Akufo Addo Drags Ghana To Lower Income Developing Country ——–IMF blames High Debt TO GDP

The International Monetary Fund (IMF) on its website has officially categorised Ghana as a “Lower Income Developing Country” with the country recording extremely hopeless macro-economic indicators, such as debt to Gross Domestic Product (GDP) projected to hit 81.5% by the end of 2021.

In its April 2021 Fiscal Monitor surveys analyses the latest public finance of economies, the IMF ranks Ghana among low-income developing countries such as Madagascar, Benin, Nigeria, Papua New Guinea, Yemen, Zambia, Zimbabwe, Afghanistan, among others.

In total, there are 59 Lower Income Developing Countries under which Ghana falls, 39 advanced economies, and 96 emerging market and middle-income economies.

According to the IMF data, Ghana’s revenue as a percentage of GDP is one of the worst globally, at 13.13 when the cut-off mark for countries categorised as low-income developing countries was 13.78% of GDP.

In its latest annual Fiscal Monitor, a copy of which is in the possession of Whatsup News, Ghana recorded the worst accounting practices in keeping with its overall fiscal balance. Ghana scored a “C” alongside Afganistan, Chad, Haiti, Benin, Bangladesh, etc.

In that same category, DR Congo, Ivory Coast, Niger, Ethiopia and Cambodian scored an “A” in their transparency index for fiscal behaviour.

The IMF predicts even more doom for Ghana’s economy by estimating that by 2025, its debt to GDP ratio will hit a staggering 86.6%.

This means the Akufo Addo administration in four years has succeeded in dragging Ghana down from a Middle Income Developing Country to its current shameful position in the global league of countries.

The Akufo Addo administration in the past four years had exhibited an insatiable appetite for debt, by racking up more debt than all the previous administrations since independence combined. 

By the close of this year, the government would have spiked Ghana’s public debt to GH¢300 billion.

Per the IMF data on low-income developing countries, Ghana’s debt to GDP ratio will surge to 83.2% in 2022, and then further to 84.8%, 86.0% and 86.6% in 2023, 2024 and 2025 respectively. It will however drop slightly to 85.5% in 2026.

Already, Ghana has crossed the high debt distress country mark, with its debt to GDP nearing 78% against the cut-off mark of 70%.

Despite its strong criticism of the previous administration of the erstwhile National Democratic Congress (NDC) for its own debt guzzling, the Akufo Addo administration has gulped up twice more debt than the NDC in four years than the entire eight-year rule of the NDC.

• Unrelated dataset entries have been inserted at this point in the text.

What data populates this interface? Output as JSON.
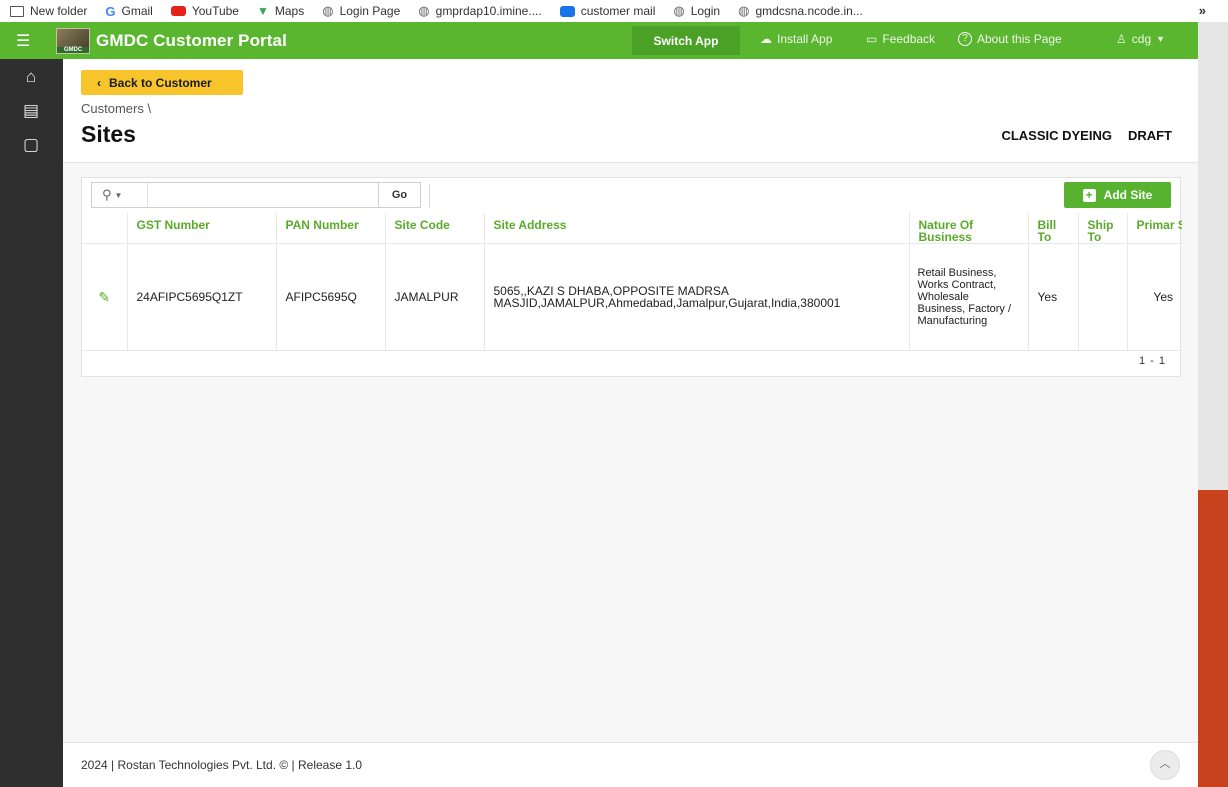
{
  "bookmarks": [
    {
      "label": "New folder",
      "icon": "folder-icon",
      "color": "#555555"
    },
    {
      "label": "Gmail",
      "icon": "google-icon",
      "color": "#4285f4"
    },
    {
      "label": "YouTube",
      "icon": "youtube-icon",
      "color": "#e62117"
    },
    {
      "label": "Maps",
      "icon": "maps-icon",
      "color": "#34a853"
    },
    {
      "label": "Login Page",
      "icon": "globe-icon",
      "color": "#666666"
    },
    {
      "label": "gmprdap10.imine....",
      "icon": "globe-icon",
      "color": "#666666"
    },
    {
      "label": "customer mail",
      "icon": "mail-icon",
      "color": "#1a73e8"
    },
    {
      "label": "Login",
      "icon": "globe-icon",
      "color": "#666666"
    },
    {
      "label": "gmdcsna.ncode.in...",
      "icon": "globe-icon",
      "color": "#666666"
    }
  ],
  "bookmarks_more": "»",
  "shell": {
    "title": "GMDC Customer Portal",
    "switch_app": "Switch App",
    "install_app": "Install App",
    "feedback": "Feedback",
    "about": "About this Page",
    "user": "cdg",
    "accent": "#5ab52f"
  },
  "header": {
    "back_label": "Back to Customer",
    "breadcrumb": "Customers \\",
    "title": "Sites",
    "customer_name": "CLASSIC DYEING",
    "status": "DRAFT"
  },
  "toolbar": {
    "search_value": "",
    "go_label": "Go",
    "add_label": "Add Site"
  },
  "table": {
    "columns": [
      "GST Number",
      "PAN Number",
      "Site Code",
      "Site Address",
      "Nature Of Business",
      "Bill To",
      "Ship To",
      "Primar Site"
    ],
    "rows": [
      {
        "gst": "24AFIPC5695Q1ZT",
        "pan": "AFIPC5695Q",
        "site_code": "JAMALPUR",
        "address": "5065,,KAZI S DHABA,OPPOSITE MADRSA MASJID,JAMALPUR,Ahmedabad,Jamalpur,Gujarat,India,380001",
        "nature": "Retail Business, Works Contract, Wholesale Business, Factory / Manufacturing",
        "bill_to": "Yes",
        "ship_to": "",
        "primary": "Yes"
      }
    ],
    "pager": "1 - 1"
  },
  "footer": {
    "text": "2024 | Rostan Technologies Pvt. Ltd. © | Release 1.0"
  }
}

The government is planning to hit the international capital market this year to raise a US$5 billion Eurobond. This will bring its tally to a whopping US$ 16 billion in just 5 years. Already, the government had floated Eurobonds totalling some US$11 billion in the past four years.

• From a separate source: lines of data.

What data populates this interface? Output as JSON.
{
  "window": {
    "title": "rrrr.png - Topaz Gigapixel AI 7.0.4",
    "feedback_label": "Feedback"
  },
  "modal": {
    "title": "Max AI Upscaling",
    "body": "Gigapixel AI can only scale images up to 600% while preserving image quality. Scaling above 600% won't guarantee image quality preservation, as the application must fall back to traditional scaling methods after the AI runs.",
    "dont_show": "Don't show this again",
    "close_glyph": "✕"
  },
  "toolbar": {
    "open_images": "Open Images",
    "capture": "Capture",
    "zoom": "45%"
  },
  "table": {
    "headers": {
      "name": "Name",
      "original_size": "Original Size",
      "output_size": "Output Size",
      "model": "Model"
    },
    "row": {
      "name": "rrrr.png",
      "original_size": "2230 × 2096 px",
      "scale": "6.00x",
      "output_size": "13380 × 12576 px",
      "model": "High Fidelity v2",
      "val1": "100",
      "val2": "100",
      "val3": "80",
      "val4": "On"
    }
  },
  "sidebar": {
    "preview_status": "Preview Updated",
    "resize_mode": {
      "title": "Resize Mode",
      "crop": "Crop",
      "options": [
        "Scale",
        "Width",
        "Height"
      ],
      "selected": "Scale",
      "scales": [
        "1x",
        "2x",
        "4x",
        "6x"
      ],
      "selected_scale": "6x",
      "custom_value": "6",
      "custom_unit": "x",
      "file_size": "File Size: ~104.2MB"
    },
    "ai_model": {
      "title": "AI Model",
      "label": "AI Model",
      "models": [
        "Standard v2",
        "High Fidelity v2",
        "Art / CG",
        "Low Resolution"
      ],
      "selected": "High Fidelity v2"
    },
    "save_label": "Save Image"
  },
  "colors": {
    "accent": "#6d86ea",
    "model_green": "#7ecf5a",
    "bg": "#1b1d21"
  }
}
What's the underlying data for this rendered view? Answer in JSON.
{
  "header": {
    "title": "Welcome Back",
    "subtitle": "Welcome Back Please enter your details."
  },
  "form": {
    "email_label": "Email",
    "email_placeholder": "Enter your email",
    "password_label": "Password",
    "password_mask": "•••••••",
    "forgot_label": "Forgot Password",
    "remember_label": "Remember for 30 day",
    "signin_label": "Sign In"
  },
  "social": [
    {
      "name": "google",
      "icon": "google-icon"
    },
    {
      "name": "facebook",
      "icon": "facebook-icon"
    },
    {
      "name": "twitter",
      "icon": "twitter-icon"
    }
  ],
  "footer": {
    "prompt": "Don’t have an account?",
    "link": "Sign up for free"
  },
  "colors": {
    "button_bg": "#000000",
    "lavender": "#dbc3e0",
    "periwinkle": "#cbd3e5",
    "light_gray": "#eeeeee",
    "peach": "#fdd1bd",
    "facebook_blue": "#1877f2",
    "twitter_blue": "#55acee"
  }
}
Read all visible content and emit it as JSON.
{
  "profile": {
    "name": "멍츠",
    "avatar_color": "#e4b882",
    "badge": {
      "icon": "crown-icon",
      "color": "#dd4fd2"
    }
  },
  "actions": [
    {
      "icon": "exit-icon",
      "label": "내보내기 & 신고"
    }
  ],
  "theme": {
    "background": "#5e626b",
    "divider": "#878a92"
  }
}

Comparatively, the John Mahama-led NDC did US$3.5 billion eurobonds between 2013 and 2016. Prior to that, the John Agyekum Kufuor administration only US$ 750 million in its entire lifespan. Together, the NPP administration of Kufour and that of the NDC in approximately 16 years floated US$ 4.25 billion Eurobonds, while the Akufo Addo administration has racked up twice that amount in just four years.

Critics have questioned the motive of this unbridled Eurobond issue by the Akufo Addo administration, particularly given the fact that the private company of the Finance Minister, Ken Ofori-Atta is one of the main brokers of these deals.

According to former President Mahama, there is a motivation for the Finance Minister to compel the government of his uncle, President Akufo Addo to contract more debt through the Eurobonds because every deal that is sealed, his company, Databank Financial Services smile to the bank with fat commissions and fees.

Meanwhile, Ghana’s total public debt stock reached an all-time high of GH¢291.6 billion in December 2020, approximately 76.1% of GDP, the Bank of Ghana said.

According to the figures, external debt alone stood at GH¢141.8 billion, approximately US$24.7 billion. This is also equivalent to 37.0% of GDP.